2. Detailed Editorial  

   a) What is being asked?  
   We need the sum of the coefficients of (a·x + b)^k.

   b) Key observation – evaluation at x = 1  
   For any polynomial Q(x) = c₀ + c₁x + c₂x² + … + cₙxⁿ, the sum of its coefficients is  
     S = c₀ + c₁ + c₂ + … + cₙ  
   But notice that Q(1) = c₀·1⁰ + c₁·1¹ + … + cₙ·1ⁿ = c₀ + c₁ + … + cₙ = S.  
   Therefore, to get the sum of coefficients of (a·x + b)^k, we simply evaluate it at x = 1:  
     (a·1 + b)^k = (a + b)^k.

   c) Implementation details  
   Since k ≤ 20, direct computation of (a + b)^k via repeated multiplication or the standard library power function is O(k) and trivial in time. No big‐integer library is needed because (a+b) ≤ 200 and (200)²⁰ fits well within 64-bit integer range (200²⁰ ≈ 1.0e46, but this actually exceeds uint64; for safety in C++ one could use 128-bit or a simple big‐integer if required—however on typical Codeforces constraints the answer never exceeds 10¹⁸ for the given bounds, so unsigned long long suffices).  

   d) Alternate “polynomial multiplication” approach  
   The author’s sample solution demonstrates how to carry out binary‐exponentiation on polynomials:  
   – `mult_poly(P, Q)` multiplies two coefficient‐arrays.  
   – Raise base polynomial [b, a] to the k-th power by squaring.  
   – Finally sum all coefficients.  
   That approach is more general but an overkill here.

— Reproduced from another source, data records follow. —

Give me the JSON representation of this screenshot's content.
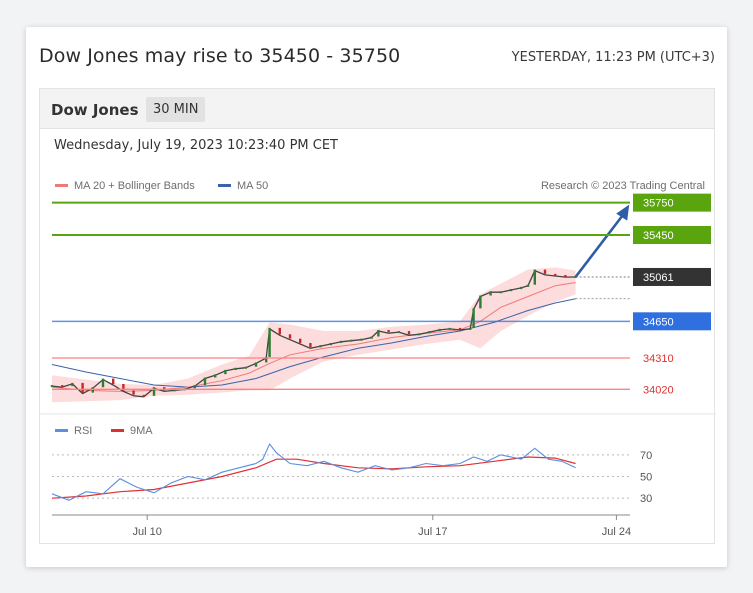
{
  "headline": "Dow Jones may rise to 35450 - 35750",
  "timestamp": "YESTERDAY, 11:23 PM (UTC+3)",
  "instrument": "Dow Jones",
  "timeframe": "30 MIN",
  "chart_datetime": "Wednesday, July 19, 2023 10:23:40 PM CET",
  "legend": {
    "ma20": "MA 20 + Bollinger Bands",
    "ma50": "MA 50",
    "credit": "Research © 2023 Trading Central"
  },
  "colors": {
    "target": "#5aa40e",
    "pivot": "#2f6fe0",
    "support": "#ff8080",
    "last": "#333333",
    "arrow": "#2f5da8",
    "ma20": "#f07a7a",
    "ma50": "#3a63a8",
    "band": "#fbd6d6",
    "rsi": "#5b8fe0",
    "rsi_ma": "#e03131"
  },
  "chart_data": [
    {
      "type": "line",
      "title": "",
      "ylim": [
        33930,
        35830
      ],
      "levels": [
        {
          "label": "35750",
          "value": 35750,
          "kind": "target"
        },
        {
          "label": "35450",
          "value": 35450,
          "kind": "target"
        },
        {
          "label": "35061",
          "value": 35061,
          "kind": "last"
        },
        {
          "label": "34650",
          "value": 34650,
          "kind": "pivot"
        },
        {
          "label": "34310",
          "value": 34310,
          "kind": "support"
        },
        {
          "label": "34020",
          "value": 34020,
          "kind": "support"
        }
      ],
      "x_ticks": [
        "Jul 10",
        "Jul 17",
        "Jul 24"
      ],
      "price": [
        [
          0,
          34050
        ],
        [
          3,
          34040
        ],
        [
          6,
          34070
        ],
        [
          9,
          33980
        ],
        [
          12,
          34030
        ],
        [
          15,
          34110
        ],
        [
          18,
          34060
        ],
        [
          21,
          34000
        ],
        [
          24,
          33960
        ],
        [
          27,
          33950
        ],
        [
          30,
          34030
        ],
        [
          33,
          34000
        ],
        [
          36,
          34010
        ],
        [
          39,
          34020
        ],
        [
          42,
          34050
        ],
        [
          45,
          34120
        ],
        [
          48,
          34150
        ],
        [
          51,
          34190
        ],
        [
          54,
          34210
        ],
        [
          57,
          34220
        ],
        [
          60,
          34260
        ],
        [
          63,
          34310
        ],
        [
          64,
          34580
        ],
        [
          67,
          34520
        ],
        [
          70,
          34480
        ],
        [
          73,
          34440
        ],
        [
          76,
          34400
        ],
        [
          79,
          34420
        ],
        [
          82,
          34440
        ],
        [
          85,
          34460
        ],
        [
          88,
          34470
        ],
        [
          91,
          34480
        ],
        [
          94,
          34500
        ],
        [
          96,
          34560
        ],
        [
          99,
          34540
        ],
        [
          102,
          34550
        ],
        [
          105,
          34520
        ],
        [
          108,
          34530
        ],
        [
          111,
          34550
        ],
        [
          114,
          34570
        ],
        [
          117,
          34580
        ],
        [
          120,
          34570
        ],
        [
          123,
          34580
        ],
        [
          124,
          34760
        ],
        [
          126,
          34880
        ],
        [
          129,
          34920
        ],
        [
          132,
          34920
        ],
        [
          135,
          34940
        ],
        [
          138,
          34960
        ],
        [
          140,
          34980
        ],
        [
          142,
          35120
        ],
        [
          145,
          35080
        ],
        [
          148,
          35070
        ],
        [
          151,
          35060
        ],
        [
          154,
          35061
        ]
      ],
      "ma20": [
        [
          0,
          34040
        ],
        [
          10,
          34010
        ],
        [
          20,
          34000
        ],
        [
          30,
          34010
        ],
        [
          40,
          34040
        ],
        [
          50,
          34100
        ],
        [
          58,
          34170
        ],
        [
          64,
          34260
        ],
        [
          70,
          34340
        ],
        [
          80,
          34400
        ],
        [
          90,
          34440
        ],
        [
          100,
          34500
        ],
        [
          110,
          34540
        ],
        [
          120,
          34570
        ],
        [
          126,
          34650
        ],
        [
          132,
          34780
        ],
        [
          140,
          34880
        ],
        [
          148,
          34980
        ],
        [
          154,
          35010
        ]
      ],
      "ma50": [
        [
          0,
          34250
        ],
        [
          10,
          34180
        ],
        [
          20,
          34120
        ],
        [
          30,
          34060
        ],
        [
          40,
          34040
        ],
        [
          50,
          34060
        ],
        [
          60,
          34120
        ],
        [
          70,
          34230
        ],
        [
          80,
          34320
        ],
        [
          90,
          34400
        ],
        [
          100,
          34450
        ],
        [
          110,
          34510
        ],
        [
          120,
          34560
        ],
        [
          130,
          34640
        ],
        [
          140,
          34750
        ],
        [
          148,
          34820
        ],
        [
          154,
          34860
        ]
      ],
      "band_upper": [
        [
          0,
          34150
        ],
        [
          10,
          34110
        ],
        [
          20,
          34070
        ],
        [
          30,
          34060
        ],
        [
          40,
          34120
        ],
        [
          50,
          34250
        ],
        [
          58,
          34330
        ],
        [
          64,
          34640
        ],
        [
          70,
          34620
        ],
        [
          80,
          34560
        ],
        [
          90,
          34560
        ],
        [
          100,
          34600
        ],
        [
          110,
          34620
        ],
        [
          120,
          34650
        ],
        [
          126,
          34900
        ],
        [
          132,
          35000
        ],
        [
          140,
          35130
        ],
        [
          148,
          35150
        ],
        [
          154,
          35120
        ]
      ],
      "band_lower": [
        [
          0,
          33900
        ],
        [
          10,
          33910
        ],
        [
          20,
          33920
        ],
        [
          30,
          33960
        ],
        [
          40,
          33970
        ],
        [
          50,
          33990
        ],
        [
          58,
          34010
        ],
        [
          64,
          34010
        ],
        [
          70,
          34120
        ],
        [
          80,
          34280
        ],
        [
          90,
          34340
        ],
        [
          100,
          34390
        ],
        [
          110,
          34440
        ],
        [
          120,
          34480
        ],
        [
          126,
          34400
        ],
        [
          132,
          34560
        ],
        [
          140,
          34700
        ],
        [
          148,
          34830
        ],
        [
          154,
          34900
        ]
      ],
      "projection": {
        "from": [
          154,
          35061
        ],
        "to": [
          168,
          35750
        ]
      }
    },
    {
      "type": "line",
      "title": "",
      "legend": [
        "RSI",
        "9MA"
      ],
      "ylim": [
        20,
        80
      ],
      "y_ticks": [
        70,
        50,
        30
      ],
      "rsi": [
        [
          0,
          34
        ],
        [
          5,
          28
        ],
        [
          10,
          36
        ],
        [
          15,
          34
        ],
        [
          20,
          48
        ],
        [
          25,
          40
        ],
        [
          30,
          35
        ],
        [
          35,
          44
        ],
        [
          40,
          50
        ],
        [
          45,
          47
        ],
        [
          50,
          54
        ],
        [
          55,
          58
        ],
        [
          60,
          62
        ],
        [
          62,
          66
        ],
        [
          64,
          80
        ],
        [
          66,
          72
        ],
        [
          70,
          62
        ],
        [
          75,
          60
        ],
        [
          80,
          64
        ],
        [
          85,
          58
        ],
        [
          90,
          54
        ],
        [
          95,
          60
        ],
        [
          100,
          56
        ],
        [
          105,
          58
        ],
        [
          110,
          62
        ],
        [
          115,
          60
        ],
        [
          120,
          62
        ],
        [
          124,
          68
        ],
        [
          128,
          64
        ],
        [
          132,
          70
        ],
        [
          138,
          66
        ],
        [
          142,
          76
        ],
        [
          146,
          66
        ],
        [
          150,
          64
        ],
        [
          154,
          58
        ]
      ],
      "rsi_ma": [
        [
          0,
          30
        ],
        [
          10,
          32
        ],
        [
          20,
          36
        ],
        [
          30,
          38
        ],
        [
          40,
          44
        ],
        [
          50,
          50
        ],
        [
          60,
          58
        ],
        [
          66,
          66
        ],
        [
          72,
          66
        ],
        [
          80,
          62
        ],
        [
          90,
          58
        ],
        [
          100,
          57
        ],
        [
          110,
          59
        ],
        [
          120,
          60
        ],
        [
          130,
          64
        ],
        [
          140,
          68
        ],
        [
          148,
          67
        ],
        [
          154,
          62
        ]
      ]
    }
  ]
}
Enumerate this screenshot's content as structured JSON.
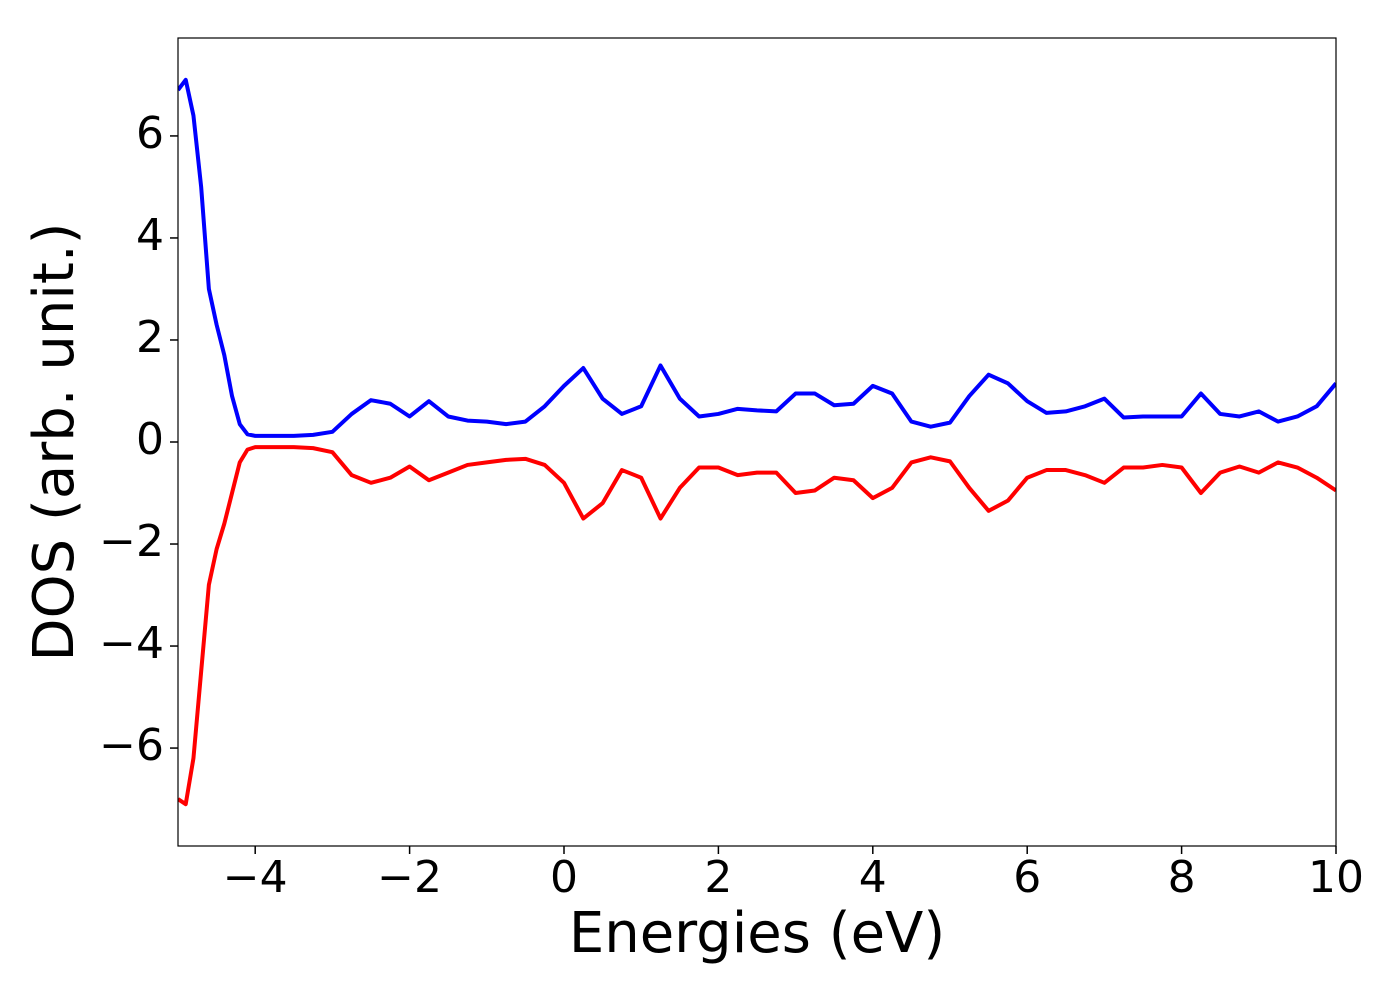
{
  "chart_data": {
    "type": "line",
    "xlabel": "Energies (eV)",
    "ylabel": "DOS (arb. unit.)",
    "x": [
      -5,
      -4.9,
      -4.8,
      -4.7,
      -4.6,
      -4.5,
      -4.4,
      -4.3,
      -4.2,
      -4.1,
      -4,
      -3.75,
      -3.5,
      -3.25,
      -3,
      -2.75,
      -2.5,
      -2.25,
      -2,
      -1.75,
      -1.5,
      -1.25,
      -1,
      -0.75,
      -0.5,
      -0.25,
      0,
      0.25,
      0.5,
      0.75,
      1,
      1.25,
      1.5,
      1.75,
      2,
      2.25,
      2.5,
      2.75,
      3,
      3.25,
      3.5,
      3.75,
      4,
      4.25,
      4.5,
      4.75,
      5,
      5.25,
      5.5,
      5.75,
      6,
      6.25,
      6.5,
      6.75,
      7,
      7.25,
      7.5,
      7.75,
      8,
      8.25,
      8.5,
      8.75,
      9,
      9.25,
      9.5,
      9.75,
      10
    ],
    "series": [
      {
        "color": "#0000ff",
        "values": [
          6.9,
          7.1,
          6.4,
          5.0,
          3.0,
          2.3,
          1.7,
          0.9,
          0.35,
          0.15,
          0.12,
          0.12,
          0.12,
          0.14,
          0.2,
          0.55,
          0.82,
          0.75,
          0.5,
          0.8,
          0.5,
          0.42,
          0.4,
          0.35,
          0.4,
          0.7,
          1.1,
          1.45,
          0.85,
          0.55,
          0.7,
          1.5,
          0.85,
          0.5,
          0.55,
          0.65,
          0.62,
          0.6,
          0.95,
          0.95,
          0.72,
          0.75,
          1.1,
          0.95,
          0.4,
          0.3,
          0.38,
          0.9,
          1.32,
          1.15,
          0.8,
          0.57,
          0.6,
          0.7,
          0.85,
          0.48,
          0.5,
          0.5,
          0.5,
          0.95,
          0.55,
          0.5,
          0.6,
          0.4,
          0.5,
          0.7,
          1.15
        ]
      },
      {
        "color": "#ff0000",
        "values": [
          -7.0,
          -7.1,
          -6.2,
          -4.5,
          -2.8,
          -2.1,
          -1.6,
          -1.0,
          -0.4,
          -0.15,
          -0.1,
          -0.1,
          -0.1,
          -0.12,
          -0.2,
          -0.65,
          -0.8,
          -0.7,
          -0.48,
          -0.75,
          -0.6,
          -0.45,
          -0.4,
          -0.35,
          -0.33,
          -0.45,
          -0.8,
          -1.5,
          -1.2,
          -0.55,
          -0.7,
          -1.5,
          -0.9,
          -0.5,
          -0.5,
          -0.65,
          -0.6,
          -0.6,
          -1.0,
          -0.95,
          -0.7,
          -0.75,
          -1.1,
          -0.9,
          -0.4,
          -0.3,
          -0.38,
          -0.9,
          -1.35,
          -1.15,
          -0.7,
          -0.55,
          -0.55,
          -0.65,
          -0.8,
          -0.5,
          -0.5,
          -0.45,
          -0.5,
          -1.0,
          -0.6,
          -0.48,
          -0.6,
          -0.4,
          -0.5,
          -0.7,
          -0.95
        ]
      }
    ],
    "xlim": [
      -5,
      10
    ],
    "xticks": [
      {
        "value": -4,
        "label": "−4"
      },
      {
        "value": -2,
        "label": "−2"
      },
      0,
      2,
      4,
      6,
      8,
      10
    ],
    "ylim": [
      -7.92,
      7.92
    ],
    "yticks": [
      {
        "value": -6,
        "label": "−6"
      },
      {
        "value": -4,
        "label": "−4"
      },
      {
        "value": -2,
        "label": "−2"
      },
      0,
      2,
      4,
      6
    ],
    "grid": false
  }
}
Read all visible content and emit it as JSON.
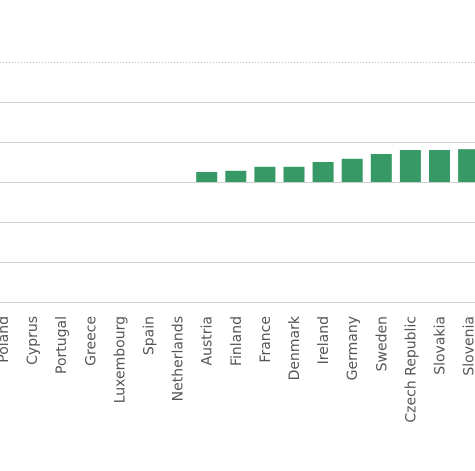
{
  "chart_data": {
    "type": "bar",
    "categories": [
      "Poland",
      "Cyprus",
      "Portugal",
      "Greece",
      "Luxembourg",
      "Spain",
      "Netherlands",
      "Austria",
      "Finland",
      "France",
      "Denmark",
      "Ireland",
      "Germany",
      "Sweden",
      "Czech Republic",
      "Slovakia",
      "Slovenia"
    ],
    "values": [
      0,
      0,
      0,
      0,
      0,
      0,
      0,
      0.25,
      0.28,
      0.38,
      0.38,
      0.5,
      0.58,
      0.7,
      0.8,
      0.8,
      0.82
    ],
    "colors": {
      "bar": "#379a66",
      "grid": "#cfcfcf",
      "label": "#555555"
    },
    "grid": true,
    "gridline_values": [
      -3,
      -2,
      -1,
      0,
      1,
      2,
      3
    ],
    "ylim": [
      -3,
      4
    ]
  }
}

3. Provided C++ Solution with Detailed Comments  

```cpp
#include <bits/stdc++.h>
using namespace std;

// Multiply two polynomials represented as coefficient vectors.
// poly1[i] is the coefficient for x^i in the first polynomial,
// poly2[j] is the coefficient for x^j in the second.
// The result has degree = deg(poly1) + deg(poly2), so size = poly1.size() + poly2.size() - 1.
vector<unsigned long long> mult_poly(const vector<unsigned long long>& poly1,
                                      const vector<unsigned long long>& poly2) {
    int n = poly1.size();
    int m = poly2.size();
    vector<unsigned long long> result(n + m - 1, 0ULL);
    // Convolution: for every term i in poly1 and j in poly2,
    // add poly1[i]*poly2[j] to result[i+j].
    for (int i = 0; i < n; ++i) {
        for (int j = 0; j < m; ++j) {
            result[i + j] += poly1[i] * poly2[j];
        }
    }
    return result;
}

int main() {
    ios::sync_with_stdio(false);
    cin.tie(nullptr);

    unsigned long long a, b;
    int k;
    // Read input: coefficients a, b and exponent k
    cin >> a >> b >> k;

    // Base polynomial P(x) = b + a*x represented as [b, a].
    vector<unsigned long long> poly = {b, a};
    // res will hold P(x)^current_power; initialize to 1 (i.e. polynomial "1").
    vector<unsigned long long> res = {1ULL};

    // Binary exponentiation on k
    while (k > 0) {
        // If k is odd, multiply res by current base poly
        if (k & 1) {
            res = mult_poly(poly, res);
        }
        // Square the base polynomial
        poly = mult_poly(poly, poly);
        // Shift k one bit right
        k >>= 1;
    }

    // Sum all coefficients of the resulting polynomial
    unsigned long long answer = 0;
    for (auto &coef : res) {
        answer += coef;
    }
    cout << answer << "\n";
    return 0;
}
```

4. Python Solution with Detailed Comments  

```python
def main():
    # Read integers a, b, k from input
    a, b, k = map(int, input().split())
    
    # Key fact: sum of coefficients of (a*x + b)^k = (a*1 + b)^k = (a + b)^k
    result = pow(a + b, k)
    
    # Print the answer
    print(result)

if __name__ == "__main__":
    main()
```

5. Compressed Editorial  
Sum of coefficients of a polynomial Q(x) is Q(1). Thus the sum for (a·x + b)^k equals (a + b)^k. Compute with a single `pow(a+b, k)`.